# Given any real numbers a and b such that a<b, prove that for any natural number n

1. Dec 3, 2011

### snes_nerd

Given any real numbers a and b such that a < b, prove that for any natural number n, there are real numbers x1, x2, x3, ... , xn such that a < x1 < x2 < x3 < ... < xn < b.

The hint I was given says : Define xi recursively by x1 = (a+b)/2 and x(i+1) = (xi +b)/2. Prove that xi < xi + 1 < b, and use this result to prove by induction that a < x1 < x2 < x3 < ... < xn < b for any n in the natural numbers.

Okay so the hint doesnt really help me at all but I think I have an idea of what the question is asking. Lets suppose a = 1 and b= 10. Then there are natural numbers between these such that 1 < .... < 10. So going back to the original proposition I could say that there are real numbers x1, x2, x3, ..., xn such that a < x1 < x2 < x3 < .. < xn < x(n+1) < b. Not really sure where to go from their.
1. The problem statement, all variables and given/known data

2. Relevant equations

3. The attempt at a solution

2. Dec 3, 2011

### Office_Shredder

Staff Emeritus
Re: Given any real numbers a and b such that a<b, prove that for any natural number n

The hint is a fairly explicit statement of how to solve the problem to be honest. It's worth going over it and identifying what is confusing you about it

3. Dec 3, 2011

### snes_nerd

Re: Given any real numbers a and b such that a<b, prove that for any natural number n

I am sure it is very straightforward once I actually know what it means. In fact, its probably really easy.

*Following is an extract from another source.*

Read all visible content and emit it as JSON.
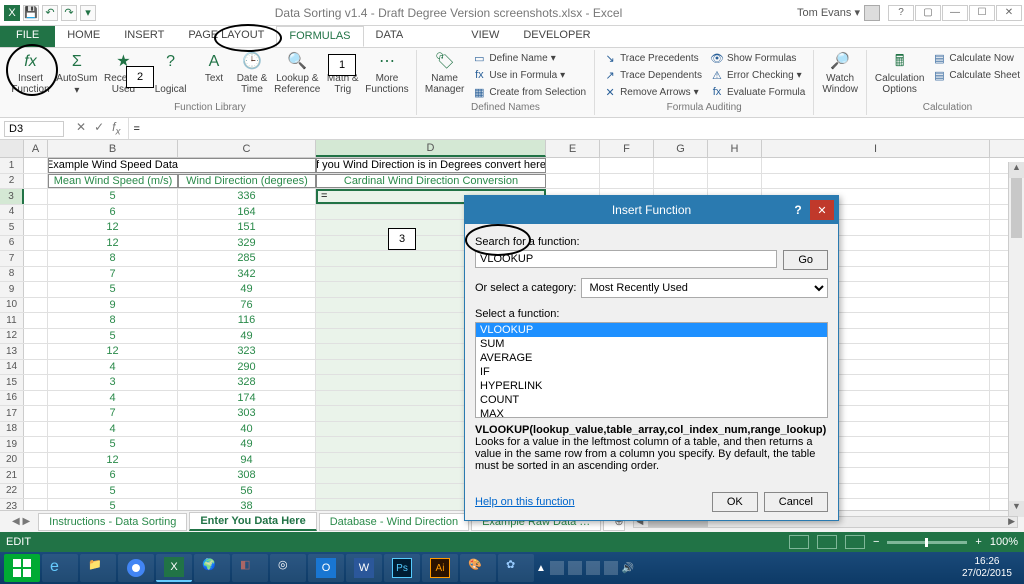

I feel kind of dumb not seeing it, and I am sure once I see it, I will feel even more dumb.

Maybe its because I dont understand why x1 = (a+b)/2 and (xi+b)/2. (a+b)/2 tells me a number between a and b, and (xi+b)/2 tells me another number between a and b thats greater then x1. Cant really connect this to the proof

4. Dec 3, 2011

### Office_Shredder

Staff Emeritus
Re: Given any real numbers a and b such that a<b, prove that for any natural number n

So if x1=(a+b)/2 and x2=(x1_b)/2 we have:

a<x1<x2<b

and if x3=(x2+b)/2 what do we have?

5. Dec 3, 2011

### SammyS

Staff Emeritus
Re: Given any real numbers a and b such that a<b, prove that for any natural number n

For your example in which a=0 and b= 10: What are the values you get for x1, x2, x3, x4, x5, etc. ?

6. Dec 3, 2011

### snes_nerd

Re: Given any real numbers a and b such that a<b, prove that for any natural number n

So x3=(x2+b)/2 implies that a < x1 < x2 < x3 < b?.

7. Dec 4, 2011

### SammyS

Staff Emeritus
Re: Given any real numbers a and b such that a<b, prove that for any natural number n

Be more specific.

Using the hint, and a=0, b=10:
x1 = (a+b)/2 = 5

x2 = (x1+b)/2 = 7.5

x3 = (x2+b)/2 = 8.75

...​

8. Dec 4, 2011

### HallsofIvy

Re: Given any real numbers a and b such that a<b, prove that for any natural number n

If a< b then a+ b< 2b so (a+ b)/2< b.

If a< b then 2a< a+ b so a< (a+ b)/2.

a< (a+ b)/2< b.

Yes, that's the whole point of an "average"- it lies between the numbers.

9. Dec 4, 2011

### snes_nerd

Re: Given any real numbers a and b such that a<b, prove that for any natural number n

Proof

If a < b, then a + b < 2b (axiom or reasoning I can assume this?)

Then with simple algebra, (a+b)/2 < b (definition of multiplicative inverse)

If a < b, then 2a < a + b (axiom or reasoning I can assume this?)

Then a < (a+b)/2 ( definition of multiplicative inverse

Thus, a < (a+b)/2 < b

Okay that makes sense but this problem has to be solved with induction. And Sammy 0 and 10 is not in the actual problem. I was just throwing an example out. I still have to prove with induction that xi < xi+1 < b. It does make sense this way though although I HAVE to show it with induction for any n in the natural numbers.

10. Dec 4, 2011

### SammyS

Staff Emeritus
Re: Given any real numbers a and b such that a<b, prove that for any natural number n

And I was trying to point out how to use your example to help you understand how the hint that was given could be useful.